Iran's Establishment And Citizen Journalism

Supreme Leader Ayatollah Ali Khamenei addresses a crowd in the holy city of Qom on October 21. Would his website publish images of protests?

The website of Iran's supreme leader, Ayatollah Ali Khamenei, last week called on citizens to send their videos, pictures, and audio files they recorded on their phones of his 10-day trip to Qom.

I reported about the reasons behind it here.

Here are some of the pictures that, according to Khamenei's website, citizens have sent of their observations of the trip, and for some a close encounter with the Iranian leader.

Meanwhile, Iran's state news agency, IRNA, is also promoting citizen journalism.

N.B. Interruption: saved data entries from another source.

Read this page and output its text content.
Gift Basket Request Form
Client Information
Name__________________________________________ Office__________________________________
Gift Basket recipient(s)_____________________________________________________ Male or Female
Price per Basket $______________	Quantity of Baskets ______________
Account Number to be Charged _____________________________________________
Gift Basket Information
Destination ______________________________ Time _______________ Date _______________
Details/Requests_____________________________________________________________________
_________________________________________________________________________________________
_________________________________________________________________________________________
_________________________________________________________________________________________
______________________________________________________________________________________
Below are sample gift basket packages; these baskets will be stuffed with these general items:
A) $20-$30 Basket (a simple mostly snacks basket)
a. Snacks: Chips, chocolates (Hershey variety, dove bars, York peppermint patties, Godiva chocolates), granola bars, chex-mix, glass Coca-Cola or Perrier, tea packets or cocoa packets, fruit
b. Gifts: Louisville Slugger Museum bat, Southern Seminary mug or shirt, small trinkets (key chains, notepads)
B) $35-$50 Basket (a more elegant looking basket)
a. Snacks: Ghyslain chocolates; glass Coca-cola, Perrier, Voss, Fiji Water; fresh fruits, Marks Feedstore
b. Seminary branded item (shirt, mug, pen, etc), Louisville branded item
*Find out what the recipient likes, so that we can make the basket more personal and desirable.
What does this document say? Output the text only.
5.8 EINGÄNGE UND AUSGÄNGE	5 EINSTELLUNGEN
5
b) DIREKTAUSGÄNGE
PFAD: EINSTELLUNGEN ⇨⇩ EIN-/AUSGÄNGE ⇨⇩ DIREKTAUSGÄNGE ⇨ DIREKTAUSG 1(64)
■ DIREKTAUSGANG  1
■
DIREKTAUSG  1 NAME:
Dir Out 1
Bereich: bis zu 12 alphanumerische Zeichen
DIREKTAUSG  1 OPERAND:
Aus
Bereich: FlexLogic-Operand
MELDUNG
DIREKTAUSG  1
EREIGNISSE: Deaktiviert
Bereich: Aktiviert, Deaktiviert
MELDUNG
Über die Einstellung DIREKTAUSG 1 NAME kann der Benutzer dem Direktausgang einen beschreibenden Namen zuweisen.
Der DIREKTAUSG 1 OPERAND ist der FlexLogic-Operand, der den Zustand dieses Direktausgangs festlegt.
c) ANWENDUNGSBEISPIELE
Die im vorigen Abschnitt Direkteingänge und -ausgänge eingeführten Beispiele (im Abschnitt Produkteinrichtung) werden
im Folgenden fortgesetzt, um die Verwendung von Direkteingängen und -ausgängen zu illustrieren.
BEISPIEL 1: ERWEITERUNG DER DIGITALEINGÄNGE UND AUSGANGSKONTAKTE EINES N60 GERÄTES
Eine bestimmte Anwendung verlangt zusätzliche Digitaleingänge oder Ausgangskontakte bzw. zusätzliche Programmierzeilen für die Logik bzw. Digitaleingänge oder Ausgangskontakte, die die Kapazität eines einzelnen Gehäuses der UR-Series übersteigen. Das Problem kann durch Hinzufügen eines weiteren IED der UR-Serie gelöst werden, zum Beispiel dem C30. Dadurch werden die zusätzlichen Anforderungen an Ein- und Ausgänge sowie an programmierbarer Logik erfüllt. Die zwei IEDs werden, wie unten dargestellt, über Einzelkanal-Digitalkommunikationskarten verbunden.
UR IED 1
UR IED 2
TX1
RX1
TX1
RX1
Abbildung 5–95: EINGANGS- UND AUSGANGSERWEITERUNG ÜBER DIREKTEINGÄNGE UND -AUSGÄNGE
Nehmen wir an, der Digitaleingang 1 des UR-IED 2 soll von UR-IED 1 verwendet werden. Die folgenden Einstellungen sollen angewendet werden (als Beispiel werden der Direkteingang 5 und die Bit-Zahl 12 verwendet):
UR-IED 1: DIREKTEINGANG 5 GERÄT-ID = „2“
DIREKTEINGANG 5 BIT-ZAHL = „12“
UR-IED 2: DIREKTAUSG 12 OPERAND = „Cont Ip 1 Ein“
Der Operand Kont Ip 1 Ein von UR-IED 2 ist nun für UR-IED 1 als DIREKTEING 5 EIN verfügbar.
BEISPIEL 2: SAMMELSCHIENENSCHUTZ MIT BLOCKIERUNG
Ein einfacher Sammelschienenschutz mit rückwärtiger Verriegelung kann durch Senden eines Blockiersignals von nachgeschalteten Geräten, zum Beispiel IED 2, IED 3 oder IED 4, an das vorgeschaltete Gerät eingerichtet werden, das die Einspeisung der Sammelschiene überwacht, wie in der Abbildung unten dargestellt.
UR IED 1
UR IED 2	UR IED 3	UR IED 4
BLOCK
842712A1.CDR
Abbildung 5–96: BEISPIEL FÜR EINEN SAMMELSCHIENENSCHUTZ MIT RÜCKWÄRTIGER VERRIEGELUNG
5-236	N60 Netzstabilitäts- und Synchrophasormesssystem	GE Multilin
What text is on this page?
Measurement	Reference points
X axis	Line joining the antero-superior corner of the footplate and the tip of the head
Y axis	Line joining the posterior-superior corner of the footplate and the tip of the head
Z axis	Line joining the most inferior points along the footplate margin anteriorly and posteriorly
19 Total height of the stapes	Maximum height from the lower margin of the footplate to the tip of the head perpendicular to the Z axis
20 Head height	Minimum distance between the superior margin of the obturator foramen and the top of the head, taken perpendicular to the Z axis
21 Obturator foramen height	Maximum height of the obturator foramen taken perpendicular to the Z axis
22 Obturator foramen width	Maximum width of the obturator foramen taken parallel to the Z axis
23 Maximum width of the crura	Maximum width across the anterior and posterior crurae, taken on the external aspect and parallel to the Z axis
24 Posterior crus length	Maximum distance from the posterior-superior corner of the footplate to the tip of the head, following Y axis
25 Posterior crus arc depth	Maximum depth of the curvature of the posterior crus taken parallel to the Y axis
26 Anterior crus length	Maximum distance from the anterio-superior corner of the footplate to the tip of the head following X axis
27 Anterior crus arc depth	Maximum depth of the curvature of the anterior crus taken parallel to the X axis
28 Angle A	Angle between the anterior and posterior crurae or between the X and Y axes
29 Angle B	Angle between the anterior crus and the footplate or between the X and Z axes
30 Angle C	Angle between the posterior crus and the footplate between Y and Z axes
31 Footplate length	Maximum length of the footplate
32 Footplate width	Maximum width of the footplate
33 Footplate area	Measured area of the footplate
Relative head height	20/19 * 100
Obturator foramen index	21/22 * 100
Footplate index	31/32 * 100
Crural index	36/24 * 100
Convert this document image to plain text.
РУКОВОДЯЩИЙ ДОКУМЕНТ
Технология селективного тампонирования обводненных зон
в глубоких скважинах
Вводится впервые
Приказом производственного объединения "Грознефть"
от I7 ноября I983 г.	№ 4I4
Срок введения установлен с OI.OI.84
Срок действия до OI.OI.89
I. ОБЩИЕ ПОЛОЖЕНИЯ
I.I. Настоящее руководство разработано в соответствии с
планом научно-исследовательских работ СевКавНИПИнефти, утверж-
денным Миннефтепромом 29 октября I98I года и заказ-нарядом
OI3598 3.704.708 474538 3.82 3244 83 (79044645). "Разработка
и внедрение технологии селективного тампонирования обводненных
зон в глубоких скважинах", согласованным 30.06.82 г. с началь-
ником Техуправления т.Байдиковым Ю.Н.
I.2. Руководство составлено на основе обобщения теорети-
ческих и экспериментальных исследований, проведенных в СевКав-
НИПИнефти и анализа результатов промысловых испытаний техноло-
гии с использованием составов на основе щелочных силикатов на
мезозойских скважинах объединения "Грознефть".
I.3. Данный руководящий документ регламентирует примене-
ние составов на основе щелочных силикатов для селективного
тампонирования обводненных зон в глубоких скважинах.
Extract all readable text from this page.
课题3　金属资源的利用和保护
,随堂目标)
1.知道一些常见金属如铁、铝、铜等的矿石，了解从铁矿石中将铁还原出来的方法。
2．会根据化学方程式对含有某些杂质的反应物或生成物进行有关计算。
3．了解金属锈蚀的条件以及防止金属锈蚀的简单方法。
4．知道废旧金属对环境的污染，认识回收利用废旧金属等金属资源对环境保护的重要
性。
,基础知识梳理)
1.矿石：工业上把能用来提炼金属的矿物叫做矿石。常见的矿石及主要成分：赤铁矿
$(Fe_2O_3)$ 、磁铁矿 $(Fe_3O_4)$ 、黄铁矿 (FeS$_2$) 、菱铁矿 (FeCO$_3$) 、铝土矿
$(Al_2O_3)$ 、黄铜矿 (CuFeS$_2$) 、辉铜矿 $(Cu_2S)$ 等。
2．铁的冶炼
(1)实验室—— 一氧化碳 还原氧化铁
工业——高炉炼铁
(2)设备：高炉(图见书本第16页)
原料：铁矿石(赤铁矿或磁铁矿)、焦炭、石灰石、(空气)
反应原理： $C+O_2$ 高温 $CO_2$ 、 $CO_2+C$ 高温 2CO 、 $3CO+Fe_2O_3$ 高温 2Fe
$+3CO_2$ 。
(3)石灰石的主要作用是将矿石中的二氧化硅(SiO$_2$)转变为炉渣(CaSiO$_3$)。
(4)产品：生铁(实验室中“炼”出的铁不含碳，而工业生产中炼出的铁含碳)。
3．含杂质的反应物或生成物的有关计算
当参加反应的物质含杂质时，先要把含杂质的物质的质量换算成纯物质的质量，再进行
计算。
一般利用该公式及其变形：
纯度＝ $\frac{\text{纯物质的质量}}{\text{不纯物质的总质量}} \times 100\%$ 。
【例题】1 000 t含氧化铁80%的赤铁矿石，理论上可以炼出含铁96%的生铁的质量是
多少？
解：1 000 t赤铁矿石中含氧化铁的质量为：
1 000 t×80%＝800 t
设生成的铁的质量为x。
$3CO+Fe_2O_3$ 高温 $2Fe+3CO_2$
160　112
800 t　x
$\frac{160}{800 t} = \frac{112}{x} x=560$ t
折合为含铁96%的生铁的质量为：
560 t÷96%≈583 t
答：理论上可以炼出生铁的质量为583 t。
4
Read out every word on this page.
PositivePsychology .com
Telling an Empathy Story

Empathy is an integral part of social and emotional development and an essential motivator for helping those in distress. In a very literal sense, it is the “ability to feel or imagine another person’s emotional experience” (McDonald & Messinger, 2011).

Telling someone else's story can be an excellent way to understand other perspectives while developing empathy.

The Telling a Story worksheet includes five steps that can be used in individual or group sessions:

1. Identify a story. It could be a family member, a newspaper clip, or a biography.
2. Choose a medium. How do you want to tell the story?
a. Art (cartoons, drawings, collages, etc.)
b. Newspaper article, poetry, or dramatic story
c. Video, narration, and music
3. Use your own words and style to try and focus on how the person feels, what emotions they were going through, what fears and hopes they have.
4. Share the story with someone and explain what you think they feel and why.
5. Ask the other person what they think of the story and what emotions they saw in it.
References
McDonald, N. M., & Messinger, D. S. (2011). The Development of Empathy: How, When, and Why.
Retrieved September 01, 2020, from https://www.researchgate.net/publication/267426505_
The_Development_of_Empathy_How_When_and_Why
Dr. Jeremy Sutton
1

IRNA says each citizen can become an "honorary journalist" for the news agency and send reports about events he or she witnesses to the government-controlled news agency.

IRNA's slogan, "Each citizen, a reporter," is very similar to that used by the Green Movement. Opposition leader Mir Hossein Musavi said in an interview in February that "in the Green Movement, each citizen is a media outlet."

The opposition movement has been facing a news boycott by the state-controlled media and has to rely on bloggers, citizen journalists, and social networks and social media to spread news and information about the movement and its members who have come under pressure from the establishment.

But the citizen journalism the Iranian establishment is promoting is likely to be tightly monitored and subject to censorship in case the content citizens send happens to contain material considered damaging to the government.